Il 77% dei neogenitori che hanno lasciato il lavoro nell’anno della pandemia sono donne. Un effetto del gender gap che vede l’Italia agli ultimi posti nell’Unione Europea per tasso di occupazione femminile. Dopo il boom dei licenziamenti registrati nel 2020 e rilevati dall’ISTAT anche i dati sulla cosiddetta ripresa appaiono disomogenei e marcatamente "di genere". Rispetto all’anno scorso ci sono 390mila occupati in più ma il gender gap si è acuito.
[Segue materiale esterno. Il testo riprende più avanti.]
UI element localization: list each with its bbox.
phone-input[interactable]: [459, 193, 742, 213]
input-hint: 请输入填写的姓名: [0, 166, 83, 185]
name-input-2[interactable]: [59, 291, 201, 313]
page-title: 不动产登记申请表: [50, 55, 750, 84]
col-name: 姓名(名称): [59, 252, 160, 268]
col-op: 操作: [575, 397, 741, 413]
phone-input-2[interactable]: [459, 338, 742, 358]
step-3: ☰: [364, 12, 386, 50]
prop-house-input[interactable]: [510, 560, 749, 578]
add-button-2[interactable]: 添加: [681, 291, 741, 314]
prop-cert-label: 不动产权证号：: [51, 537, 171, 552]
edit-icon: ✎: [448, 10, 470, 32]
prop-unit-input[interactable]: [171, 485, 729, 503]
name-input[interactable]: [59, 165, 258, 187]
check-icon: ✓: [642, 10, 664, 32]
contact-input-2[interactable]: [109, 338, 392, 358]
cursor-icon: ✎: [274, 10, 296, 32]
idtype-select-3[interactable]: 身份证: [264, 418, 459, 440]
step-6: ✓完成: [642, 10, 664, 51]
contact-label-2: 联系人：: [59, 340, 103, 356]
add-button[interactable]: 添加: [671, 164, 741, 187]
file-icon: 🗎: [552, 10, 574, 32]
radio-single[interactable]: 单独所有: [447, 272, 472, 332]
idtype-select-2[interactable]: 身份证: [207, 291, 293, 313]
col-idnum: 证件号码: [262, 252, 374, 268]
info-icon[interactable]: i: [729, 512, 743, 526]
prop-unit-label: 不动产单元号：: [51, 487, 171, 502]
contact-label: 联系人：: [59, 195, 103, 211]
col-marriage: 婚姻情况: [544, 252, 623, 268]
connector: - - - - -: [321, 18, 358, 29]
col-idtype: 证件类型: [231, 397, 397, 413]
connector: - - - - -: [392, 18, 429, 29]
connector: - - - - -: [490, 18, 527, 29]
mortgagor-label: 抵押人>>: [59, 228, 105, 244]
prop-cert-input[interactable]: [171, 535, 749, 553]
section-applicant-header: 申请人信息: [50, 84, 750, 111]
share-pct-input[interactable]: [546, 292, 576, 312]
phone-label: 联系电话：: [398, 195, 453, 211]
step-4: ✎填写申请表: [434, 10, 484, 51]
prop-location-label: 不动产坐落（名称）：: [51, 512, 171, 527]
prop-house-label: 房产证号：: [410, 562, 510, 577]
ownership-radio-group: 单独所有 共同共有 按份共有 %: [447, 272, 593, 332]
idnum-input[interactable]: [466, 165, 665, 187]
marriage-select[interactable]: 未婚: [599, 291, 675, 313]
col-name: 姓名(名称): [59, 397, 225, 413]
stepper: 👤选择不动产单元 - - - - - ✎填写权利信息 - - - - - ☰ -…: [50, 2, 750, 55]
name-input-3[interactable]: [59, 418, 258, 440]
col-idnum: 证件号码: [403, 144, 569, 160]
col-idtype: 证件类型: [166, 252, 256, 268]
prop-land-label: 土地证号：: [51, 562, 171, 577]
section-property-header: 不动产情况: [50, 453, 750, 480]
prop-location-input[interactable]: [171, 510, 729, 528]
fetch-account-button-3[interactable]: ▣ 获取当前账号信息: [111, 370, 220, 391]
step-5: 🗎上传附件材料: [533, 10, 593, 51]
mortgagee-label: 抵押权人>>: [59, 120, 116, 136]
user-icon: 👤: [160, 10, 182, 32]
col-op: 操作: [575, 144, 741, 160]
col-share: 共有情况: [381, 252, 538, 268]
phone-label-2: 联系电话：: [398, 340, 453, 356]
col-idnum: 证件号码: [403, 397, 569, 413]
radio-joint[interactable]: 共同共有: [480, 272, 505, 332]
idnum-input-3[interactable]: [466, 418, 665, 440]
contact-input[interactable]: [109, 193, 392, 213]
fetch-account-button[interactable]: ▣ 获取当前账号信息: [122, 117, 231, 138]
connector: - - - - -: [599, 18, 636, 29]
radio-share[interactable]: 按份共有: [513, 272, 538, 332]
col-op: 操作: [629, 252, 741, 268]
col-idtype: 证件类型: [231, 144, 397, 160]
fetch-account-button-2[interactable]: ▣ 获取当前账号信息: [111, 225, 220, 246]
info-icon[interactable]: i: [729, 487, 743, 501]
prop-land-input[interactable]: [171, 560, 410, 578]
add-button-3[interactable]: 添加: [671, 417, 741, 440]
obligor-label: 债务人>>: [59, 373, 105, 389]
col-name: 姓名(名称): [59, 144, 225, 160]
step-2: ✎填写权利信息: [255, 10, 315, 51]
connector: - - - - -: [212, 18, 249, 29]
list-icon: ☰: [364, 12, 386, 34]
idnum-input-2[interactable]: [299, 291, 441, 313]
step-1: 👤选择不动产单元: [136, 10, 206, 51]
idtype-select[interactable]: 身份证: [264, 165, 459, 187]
Oltre due terzi della nuova occupazione è appannaggio della componente maschile con 271mila nuovi posti di lavoro mentre i nuovi contratti al femminile sono stati appena 118mila.
A fronte delle evidenti e crescenti disuguaglianze la pandemia avrebbe potuto essere un’opportunità per un’inversione di rotta, che non solo non c’è stata, ma la cui sola possibilità ha accelerato i processi di ristrutturazione dell’apparato economico, con al centro gli interessi delle grandi imprese europee e del sistema bancario e finanziario continentale; mentre, nel piano del governo, sui lavoratori e, in misura assai maggiore sulle lavoratrici, si devono solo scaricare i costi della crisi economica e sociale.
L’8 marzo è una data importante, la giornata dello sciopero generale femminista e transfemminista transnazionale, alla quale aderiamo e partecipiamo come sempre nelle forme e nei modi stabiliti dal Movimento.
La mattina manifesteremo a Roma sotto le finestre del Ministero del Lavoro - alle ore 10 in via Molise - contro il lavoro povero, diffuso soprattutto nelle categorie dove è prevalente il lavoro femminile, migrante e giovanile.